Só nos pensam em matar,
fazem grandes espionagens,
não passam de uns selvagens
que nos querem desgraçar.
Emboscadas nos vêm armar,
como isto nunca se viu.
Um dia, um ataque surgiu,
ficando pouca gente mal
e junto a outro oficial
Alferes Mota se atingiu.
Foi-se ao mato novamente
e mais uma coisa ruim:
feriu-se o amigo Clarim
e junto a ele muita gente.
O inimigo estava à frente,
jogando muita rajada.
O Maneta, com uma granada
um ferimento grave fez;
e atingiu-se a primeira vez
Inácio numa emboscada.
No Batalhão de Cavalaria,
o Chicha, um homem valente,
oferecendo-se, voluntariamente,
muitas escoltas fazia.
Não era desta Companhia
mas há tempos cá adiu
o azar o perseguiu
e ao 70 também;
e o 16 em Jumbembem
com 7 colegas se feriu”.
********************
Estamos num período em que o bardo repertoria sucessivas penas, acidentes, feridas e feridos. O contexto em que tudo isto decorre não nos deve deixar indiferentes, já aqui se registou diretivas de dois comandantes-chefes, ordens de operações, o que se pretendia fazer na ação psicológica, sabe-se bem o papel desempenhado pelo BCAV 490 na Operação Tridente, consultada a documentação da Resenha Histórico-Militar sabe-se que os Altos Comandos não descuraram as regras em que devia assentar a autodefesa das populações, por vezes escrevem-se coisas curiosas, como esta, por exemplo:
“Para se compreender a atitude dos Fulas face à subversão, é necessário salientar que sempre se julgaram superiores aos outros povos da Província. Com o início do terrorismo, os Fulas sentiram um desabamento. Os seus régulos e cipaios, que dominavam em ‘chão’ alheio, acharam-se, de um momento para o outro, atacados, chegando muitos a serem as primeiras vítimas dos terroristas. Colocaram-se logo no início ao lado das autoridades. Com a evolução da luta armada, observa-se uma franca colaboração com as autoridades”.

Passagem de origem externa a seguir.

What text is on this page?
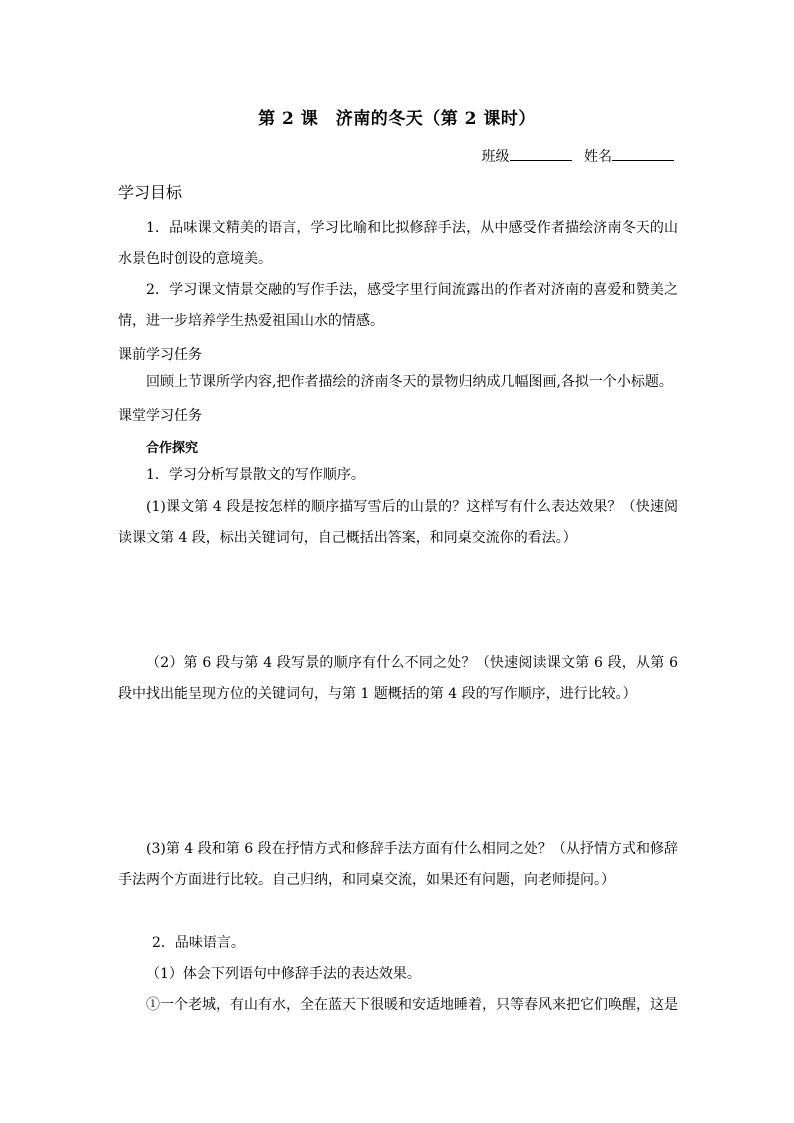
第 2 课　济南的冬天（第 2 课时）
班级	姓名
学习目标
1．品味课文精美的语言，学习比喻和比拟修辞手法，从中感受作者描绘济南冬天的山水景色时创设的意境美。
2．学习课文情景交融的写作手法，感受字里行间流露出的作者对济南的喜爱和赞美之情，进一步培养学生热爱祖国山水的情感。
课前学习任务
回顾上节课所学内容,把作者描绘的济南冬天的景物归纳成几幅图画,各拟一个小标题。
课堂学习任务
合作探究
1．学习分析写景散文的写作顺序。
(1)课文第 4 段是按怎样的顺序描写雪后的山景的？这样写有什么表达效果？（快速阅读课文第 4 段，标出关键词句，自己概括出答案，和同桌交流你的看法。）
（2）第 6 段与第 4 段写景的顺序有什么不同之处？（快速阅读课文第 6 段，从第 6 段中找出能呈现方位的关键词句，与第 1 题概括的第 4 段的写作顺序，进行比较。）
(3)第 4 段和第 6 段在抒情方式和修辞手法方面有什么相同之处？（从抒情方式和修辞手法两个方面进行比较。自己归纳，和同桌交流，如果还有问题，向老师提问。）
2．品味语言。
（1）体会下列语句中修辞手法的表达效果。
①一个老城，有山有水，全在蓝天下很暖和安适地睡着，只等春风来把它们唤醒，这是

E repertoriam-se as diferentes ações em que os Fulas procuraram combater os independentistas, logo em março de 1963, no mato de Catió. O governo de Salazar terá verificado da necessidade de dar armas à população, e assim em abril de 1963 o Secretário-Geral da Defesa Nacional propunha “por tabanca”, promover a criação de uma milícia sob a autoridade de um chefe respeitado pela população e o seu armamento deveria permitir-lhes que não se inferiorizassem perante o inimigo. E daí as instruções para a autodefesa das populações, preocupação que jamais abandonará as diretivas dos comandantes-chefes para os seus subordinados. O Brigadeiro Louro de Sousa redigiu com clareza as medidas a tomar no final do ano de 1963: continuar as ações no Oio e a vigiar os fluxos desta região; fechar a fronteira Sul; estabelecer um tampão na parte final do rio Geba; ocupar-se Gadamael Porto por uma Companhia, precedida esta de um desembarque de fuzileiros especiais; e ocupar as ilhas do Como.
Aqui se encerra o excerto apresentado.